Dr. Piccoli studies a number of fundamental problems in applied mathematics, including control of traffic via autonomous vehicles, mathematical modeling for systems biology,  and measure differential equations. Below are highlights of his research accomplishments in these areas.

Control of traffic via autonomous vehicles

In recent years Dr. Piccoli addressed the problem of influencing vehicular traffic on road networks via the action of a small number of controlled autonomous vehicles (AV). The main results are:

  1. Ring-road experiments performed in July 2016 in Tucson, Arizona, showing reduction of up to 40% in energy consumption and 98% in breaking events using a single AV. The research was spotlighted in a number of venues, including ACM Tech News, NSF news, International Business Times, Engadget, The Drive, MIT Technology Review, Smithsonian Magazine and others.
  2. The research involved multiple universities (University of Arizona, UC Berkeley, University of Pennsylvania, Temple University, Vanderbilt University) and was funded via two NSF CPS projects (2015-17 with 1M$ and 2019-21 with 1.4M$) and recently by DoE (2020-22 with 3.5M$).
  3. Results were published in multiple papers including in top transportation journals such as Transportation Research Part C, Transportation Research Part D, and other journals such as SIAM Journal on Applied Mathematics and proceedings papers.

 

Figure 1. Experiments on a ring-road in Arizona.

Mathematical modeling for systems biology

The activity followed multiple lines of research with the following main results:

  1. A collaboration with the Sanofi, a major pharmaceutical company, focused on cholesterol metabolism and gave rise to joint published papers and team-taught graduate course at Rutgers–Camden, with final projects presented at the Sanofi’s U.S. headquarters. Sanofi sponsored two PhD student (Sean McQuade and Nathaniel Merrill).
  2. We established a collaboration with the Gates Medical Research Institute on fighting tuberculosis. The Gates MRI was established in 2018 with the headquarter in Boston as an operating branch of the Bill and Melinda Gates Foundation. The collaboration focuses on advanced mathematical methods for metabolic and gene regulatory networks with main aim of optimizing the drug combinations to cure tuberculosis. The current state of the art in term of drug regimen include 4-drug therapies. Based on microarray data from NIH studies we created a first ranking of therapies to optimize effect (response curve on bacteria population) and received a lot of attention and interest. Preliminary results were already presented at a recent meeting in Nutty, NJ, organized by the Gates MRI.
  3. To deal with bio-chemical networks we defined new mathematical objects called ubergraphs, which generalize the concept of graph. Moreover, we developed the first tools to apply ubergraphs to dynamics of bio-chemical networks, including network flow results.
  4. We collaborated on various other projects with the Center for Computational and Integrative Biology, including on Developmental Biology with Nir Yakoby, on Circadian Rhythms with Kwnagwon Lee, on Forensic Science with Catherine Grgicak and others.

Figure 2. Example of ubergraph for the central carbon metabolism of Mycobacterium Tuberculosis.

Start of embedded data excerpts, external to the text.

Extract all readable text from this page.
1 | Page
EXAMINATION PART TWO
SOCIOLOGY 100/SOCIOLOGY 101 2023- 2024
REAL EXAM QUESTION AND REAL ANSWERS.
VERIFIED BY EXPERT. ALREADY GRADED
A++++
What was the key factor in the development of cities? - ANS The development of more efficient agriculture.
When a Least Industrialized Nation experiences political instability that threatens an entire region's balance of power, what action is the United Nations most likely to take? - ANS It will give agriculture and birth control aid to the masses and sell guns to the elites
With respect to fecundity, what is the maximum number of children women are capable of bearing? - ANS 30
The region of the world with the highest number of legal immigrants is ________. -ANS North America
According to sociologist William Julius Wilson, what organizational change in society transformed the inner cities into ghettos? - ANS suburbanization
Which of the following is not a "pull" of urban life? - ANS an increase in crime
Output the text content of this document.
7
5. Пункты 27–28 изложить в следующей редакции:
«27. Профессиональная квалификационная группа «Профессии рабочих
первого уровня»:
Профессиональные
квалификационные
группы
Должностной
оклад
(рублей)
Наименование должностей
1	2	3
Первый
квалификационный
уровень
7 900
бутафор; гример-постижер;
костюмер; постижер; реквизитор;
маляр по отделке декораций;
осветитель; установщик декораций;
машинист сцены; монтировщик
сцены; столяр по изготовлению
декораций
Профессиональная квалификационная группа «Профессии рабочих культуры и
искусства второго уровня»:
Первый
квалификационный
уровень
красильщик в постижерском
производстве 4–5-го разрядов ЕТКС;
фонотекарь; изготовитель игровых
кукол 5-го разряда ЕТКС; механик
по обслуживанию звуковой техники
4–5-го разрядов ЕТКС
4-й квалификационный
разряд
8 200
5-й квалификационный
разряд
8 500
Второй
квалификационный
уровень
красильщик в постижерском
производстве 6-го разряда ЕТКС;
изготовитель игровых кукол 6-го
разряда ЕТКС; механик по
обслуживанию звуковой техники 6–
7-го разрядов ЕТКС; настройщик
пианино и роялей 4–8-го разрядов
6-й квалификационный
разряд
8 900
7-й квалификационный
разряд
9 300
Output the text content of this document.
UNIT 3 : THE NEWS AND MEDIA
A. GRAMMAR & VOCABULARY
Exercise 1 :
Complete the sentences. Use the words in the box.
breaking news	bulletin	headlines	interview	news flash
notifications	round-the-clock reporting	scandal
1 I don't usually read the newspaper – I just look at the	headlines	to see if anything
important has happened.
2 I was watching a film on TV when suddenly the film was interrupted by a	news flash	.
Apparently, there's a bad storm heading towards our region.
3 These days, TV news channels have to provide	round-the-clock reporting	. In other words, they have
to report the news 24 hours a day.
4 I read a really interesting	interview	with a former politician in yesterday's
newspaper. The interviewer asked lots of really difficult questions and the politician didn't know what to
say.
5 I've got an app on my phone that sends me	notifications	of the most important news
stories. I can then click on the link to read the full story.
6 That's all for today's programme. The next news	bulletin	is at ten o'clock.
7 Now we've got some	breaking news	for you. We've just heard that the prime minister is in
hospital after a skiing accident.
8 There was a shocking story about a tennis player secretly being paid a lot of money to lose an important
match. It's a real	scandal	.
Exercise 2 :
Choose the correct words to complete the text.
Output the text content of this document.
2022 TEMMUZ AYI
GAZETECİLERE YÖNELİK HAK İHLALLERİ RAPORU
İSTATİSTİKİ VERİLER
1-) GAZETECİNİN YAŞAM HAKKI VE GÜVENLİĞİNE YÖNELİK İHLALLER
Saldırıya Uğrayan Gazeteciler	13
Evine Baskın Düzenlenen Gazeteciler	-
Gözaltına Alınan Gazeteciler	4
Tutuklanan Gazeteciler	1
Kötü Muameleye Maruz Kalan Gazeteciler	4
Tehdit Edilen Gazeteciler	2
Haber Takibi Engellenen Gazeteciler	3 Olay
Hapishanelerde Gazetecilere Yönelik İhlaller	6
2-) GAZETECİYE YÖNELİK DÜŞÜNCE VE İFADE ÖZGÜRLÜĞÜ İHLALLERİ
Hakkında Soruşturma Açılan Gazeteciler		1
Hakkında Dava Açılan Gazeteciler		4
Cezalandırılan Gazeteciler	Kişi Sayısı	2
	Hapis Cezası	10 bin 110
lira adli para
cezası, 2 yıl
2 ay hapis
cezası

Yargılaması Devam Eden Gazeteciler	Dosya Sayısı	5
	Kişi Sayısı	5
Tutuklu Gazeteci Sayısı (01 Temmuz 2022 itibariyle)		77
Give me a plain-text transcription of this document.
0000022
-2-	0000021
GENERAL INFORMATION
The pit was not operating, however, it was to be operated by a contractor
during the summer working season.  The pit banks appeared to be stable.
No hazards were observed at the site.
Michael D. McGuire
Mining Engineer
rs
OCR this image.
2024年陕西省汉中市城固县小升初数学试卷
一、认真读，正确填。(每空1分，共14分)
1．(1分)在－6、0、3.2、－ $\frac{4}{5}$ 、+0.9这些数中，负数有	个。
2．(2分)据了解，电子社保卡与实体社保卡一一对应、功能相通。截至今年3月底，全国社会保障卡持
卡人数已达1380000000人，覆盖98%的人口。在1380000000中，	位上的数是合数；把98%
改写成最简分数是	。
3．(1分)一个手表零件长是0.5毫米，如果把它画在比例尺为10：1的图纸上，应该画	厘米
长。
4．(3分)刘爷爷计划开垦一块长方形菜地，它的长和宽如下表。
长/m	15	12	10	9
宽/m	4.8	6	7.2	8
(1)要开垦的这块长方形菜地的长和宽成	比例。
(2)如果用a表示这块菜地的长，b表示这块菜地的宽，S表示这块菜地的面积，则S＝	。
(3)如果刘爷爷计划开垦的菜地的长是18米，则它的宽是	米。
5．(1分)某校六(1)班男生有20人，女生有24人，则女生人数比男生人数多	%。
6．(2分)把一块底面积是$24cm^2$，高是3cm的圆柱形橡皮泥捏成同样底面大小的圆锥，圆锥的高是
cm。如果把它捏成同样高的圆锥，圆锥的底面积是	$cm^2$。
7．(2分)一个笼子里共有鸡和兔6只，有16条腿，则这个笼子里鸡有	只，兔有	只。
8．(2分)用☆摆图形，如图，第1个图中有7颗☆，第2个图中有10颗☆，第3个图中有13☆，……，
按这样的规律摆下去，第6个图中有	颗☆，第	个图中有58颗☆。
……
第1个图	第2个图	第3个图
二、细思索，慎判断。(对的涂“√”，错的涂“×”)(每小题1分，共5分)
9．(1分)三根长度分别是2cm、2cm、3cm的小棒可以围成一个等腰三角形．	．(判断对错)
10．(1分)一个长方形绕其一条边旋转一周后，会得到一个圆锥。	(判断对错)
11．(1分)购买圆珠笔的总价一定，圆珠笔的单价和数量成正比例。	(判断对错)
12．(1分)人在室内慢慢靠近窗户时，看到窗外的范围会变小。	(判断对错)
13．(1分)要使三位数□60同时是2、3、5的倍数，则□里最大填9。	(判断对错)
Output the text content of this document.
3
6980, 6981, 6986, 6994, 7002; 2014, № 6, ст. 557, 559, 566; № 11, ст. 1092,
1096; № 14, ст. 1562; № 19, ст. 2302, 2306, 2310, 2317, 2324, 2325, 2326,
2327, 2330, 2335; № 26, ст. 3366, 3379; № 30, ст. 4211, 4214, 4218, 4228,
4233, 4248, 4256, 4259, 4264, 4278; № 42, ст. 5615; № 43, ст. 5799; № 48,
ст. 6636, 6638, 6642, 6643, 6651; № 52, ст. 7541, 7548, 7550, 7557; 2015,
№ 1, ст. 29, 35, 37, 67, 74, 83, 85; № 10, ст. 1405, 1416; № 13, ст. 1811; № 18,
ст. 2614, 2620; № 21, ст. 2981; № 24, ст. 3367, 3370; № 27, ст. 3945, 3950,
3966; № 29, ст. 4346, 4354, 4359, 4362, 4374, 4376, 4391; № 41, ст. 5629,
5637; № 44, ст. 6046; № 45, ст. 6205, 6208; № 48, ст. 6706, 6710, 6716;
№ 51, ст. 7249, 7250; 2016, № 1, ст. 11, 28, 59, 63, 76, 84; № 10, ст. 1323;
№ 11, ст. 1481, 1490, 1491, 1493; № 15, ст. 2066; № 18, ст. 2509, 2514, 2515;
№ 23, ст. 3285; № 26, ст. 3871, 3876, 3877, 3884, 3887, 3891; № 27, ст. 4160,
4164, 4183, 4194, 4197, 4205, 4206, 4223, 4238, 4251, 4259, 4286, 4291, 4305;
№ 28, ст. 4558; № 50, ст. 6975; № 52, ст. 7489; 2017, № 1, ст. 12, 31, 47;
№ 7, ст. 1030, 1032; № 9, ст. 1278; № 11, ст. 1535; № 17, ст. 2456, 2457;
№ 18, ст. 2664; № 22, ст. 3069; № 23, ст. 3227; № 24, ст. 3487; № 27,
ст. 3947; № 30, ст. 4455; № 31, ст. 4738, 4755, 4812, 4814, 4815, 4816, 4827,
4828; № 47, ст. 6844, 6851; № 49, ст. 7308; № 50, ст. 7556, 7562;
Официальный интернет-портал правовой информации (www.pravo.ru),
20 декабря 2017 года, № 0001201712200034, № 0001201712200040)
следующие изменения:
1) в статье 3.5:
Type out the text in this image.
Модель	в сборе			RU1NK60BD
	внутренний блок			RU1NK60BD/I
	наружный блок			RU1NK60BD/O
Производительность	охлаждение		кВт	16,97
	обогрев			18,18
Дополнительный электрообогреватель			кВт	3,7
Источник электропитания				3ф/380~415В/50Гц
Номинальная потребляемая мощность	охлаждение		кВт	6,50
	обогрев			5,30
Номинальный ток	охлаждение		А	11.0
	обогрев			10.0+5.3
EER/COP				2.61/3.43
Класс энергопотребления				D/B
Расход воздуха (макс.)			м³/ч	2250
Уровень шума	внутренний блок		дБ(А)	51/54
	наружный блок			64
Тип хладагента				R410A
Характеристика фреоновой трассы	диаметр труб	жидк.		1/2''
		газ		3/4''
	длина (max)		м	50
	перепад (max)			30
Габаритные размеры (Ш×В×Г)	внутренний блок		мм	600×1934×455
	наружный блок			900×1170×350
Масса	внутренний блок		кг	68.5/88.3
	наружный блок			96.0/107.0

Measure differential equations

Recently we provided new theory of differential equations for measures (called Measure Differential Equations). The first paper was published on Archive for Rational Mechanics and Analysis, one of the top-notch journal for mathematical modeling and analysis. The theory was presented at multiple venues, including Scuola Normale Superiore of Pisa, Pennsylvania State University, at a colloquium at University of California at Berkeley, and at the IEEE Conference on Decision and Control and American Control Conference. There is a wide and increasing interest for the theory.

 

Figure 3. Members of Piccoli’s lab with Joseph Lopez in Fall 2019. Left to right: Sydney Truong, Nathaniel Merrill, Sean McQuade, Joseph Lopez, Benedetto Piccoli, Zheming An, Amaury Hayat and Xiaoqian Gong.